Naver has enhanced its instant search algorithm with a new function that anticipates users’ search intent.The new technology presents users with pre- set customized search results that provide answers to users’ queries.
According to the search giant, this update is the next step towards their ultimate goal, and one shared by other search platforms, of being able to answer search queries in a natural and conversational way, like a human being.
The new search algorithm is a hybrid blend of instant search, knowledge graph and additional special search features such as currency, weather and calculator features commonly found on other platforms.
For this new feature, Naver focused on further developing its algorithm for NLU (Natural Language Understanding) and combining it with its newly established database called NCR (Naver Content Repository) Mashup.
With the NLU, Naver is trying to understand natural language/sentences as opposed to refined keywords and then matching it up with the related data pulled from the NCR Mashup.
The ‘normal’, single-dimensional search results are currently pulled from several independent and isolated databases. The new NCR Mashup tries to understand the connection between certain search terms and search results from those independent databases and creates a separate database for multi-dimensional search results.

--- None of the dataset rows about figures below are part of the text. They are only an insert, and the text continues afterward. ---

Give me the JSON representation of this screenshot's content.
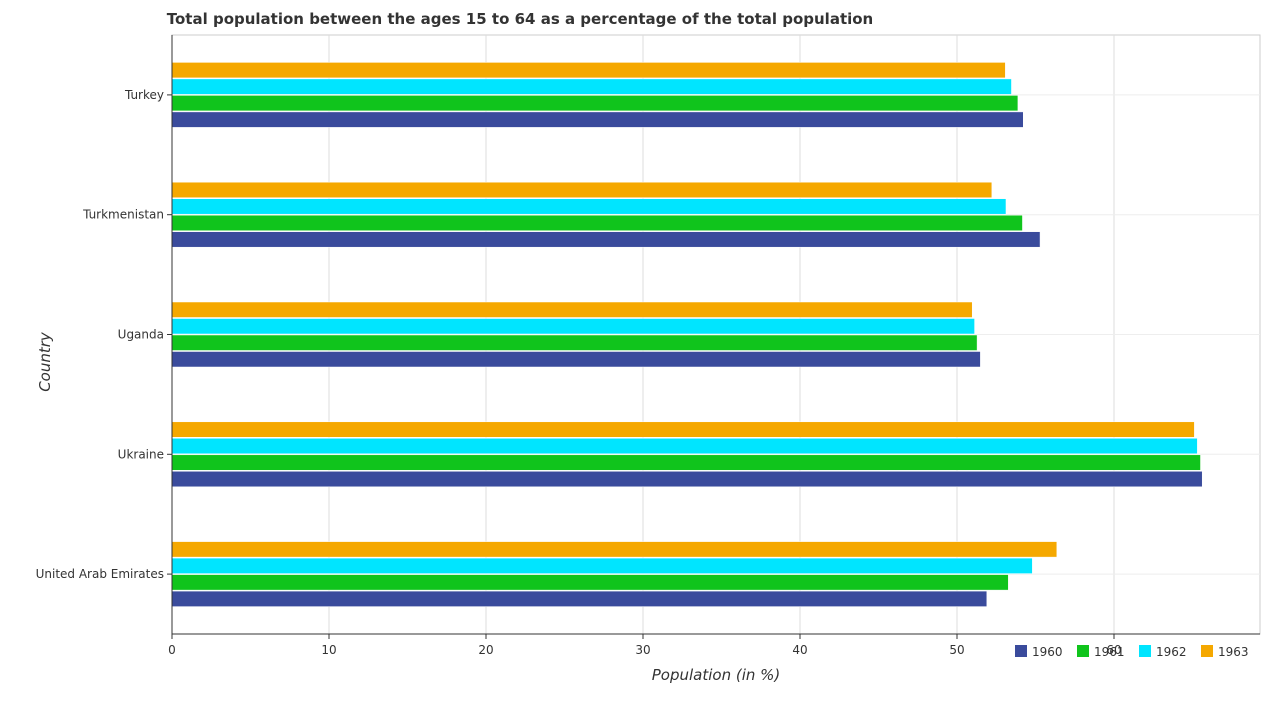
{
  "chart_data": {
    "type": "bar",
    "orientation": "horizontal",
    "title": "Total population between the ages 15 to 64 as a percentage of the total population",
    "xlabel": "Population (in %)",
    "ylabel": "Country",
    "categories": [
      "Turkey",
      "Turkmenistan",
      "Uganda",
      "Ukraine",
      "United Arab Emirates"
    ],
    "series": [
      {
        "name": "1960",
        "color": "#3a4b9c",
        "values": [
          54.22,
          55.29,
          51.49,
          65.62,
          51.9
        ]
      },
      {
        "name": "1961",
        "color": "#10c41c",
        "values": [
          53.88,
          54.17,
          51.28,
          65.51,
          53.27
        ]
      },
      {
        "name": "1962",
        "color": "#00e5ff",
        "values": [
          53.47,
          53.12,
          51.12,
          65.31,
          54.8
        ]
      },
      {
        "name": "1963",
        "color": "#f5a800",
        "values": [
          53.08,
          52.22,
          50.97,
          65.12,
          56.36
        ]
      }
    ],
    "xlim": [
      0,
      69.3
    ],
    "xticks": [
      0,
      10,
      20,
      30,
      40,
      50,
      60
    ],
    "grid": true,
    "legend_position": "bottom-right"
  }
}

This new algorithm can be best understood by referencing examples. For instance, just by typing the word “highway” into the search field, Naver will still suggest to you the usual instant search results such as, “highway map”, “highway terminal prices”, or, “highway buses”.
In addition to regular instant search suggestions, the new NCR Mashup tries to go one step further by anticipating more complex search intentions and suggests to answer questions such as, “tell me more about the current traffic situation on the highways” (see NCR Mashup box in screenshot below).

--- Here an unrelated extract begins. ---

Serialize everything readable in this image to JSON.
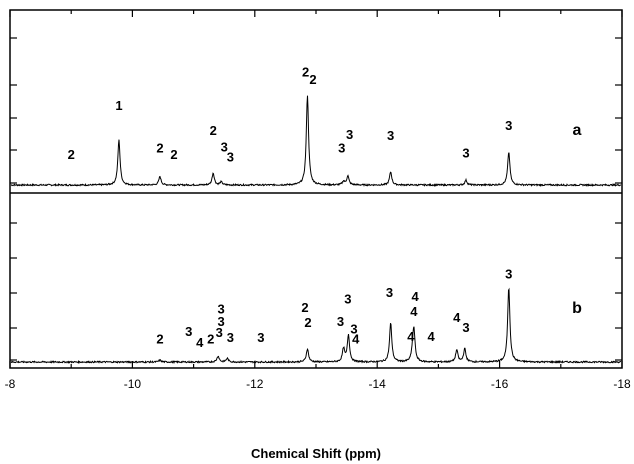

Similar suggestions are given by just typing in other words such as “baseball” which trigger the following NCR Mashup suggestions: “show me the upcoming baseball games”, “show me the current baseball league standings”, and “I want to see the recent baseball highlights”.
Another example of using the NCR Mashup search tool is upon searching for the word, “interesting”, the results read as follows: “recently popular movies”, “recently popular TV shows”, and “recently popular web cartoons”.
Movie- related queries are another example of how this new database tries to understand complex search intensions. If a user watched a good movie and wants to know about other movies showing the same cast, it would require multiple search queries, such as “[actor A] movies”, “[actor B movies]”, etc.
However, when typing in a search query such as “In which other movies does the cast of [movie A] appear?”, Naver will provide a custom designed overview of all actors in that movie and their filmography at one glance (see screenshot below).
All of this information was available before the update, but required the user to look up each fact individually or to navigate through the results in order to acquire the desired answer.
With the new NCR Mashup, Korean’s biggest search engine aims to cut down user effort by displaying the desired information right away.
Naver will first implement this new algorithm for search queries in regard to celebrities, movies, and news broadcasting related information, before slowly rolling it out into other areas of the platform.
The ultimate goal is to understand and reply to questions in a way someone would ask and answer in a verbal conversation, with natural sentences rather than keyword- refined search queries.
The Korean search engine summarizes its long-term goals as follows: “From text to speech, from keywords to natural language and from one-dimensional to multi-dimensional search results – this is our dream.”
Hopefully Naver will release some user data or insights to see how many are actually using this new features and whether it really does help the search giant brining it closer to its ultimate goal declared above.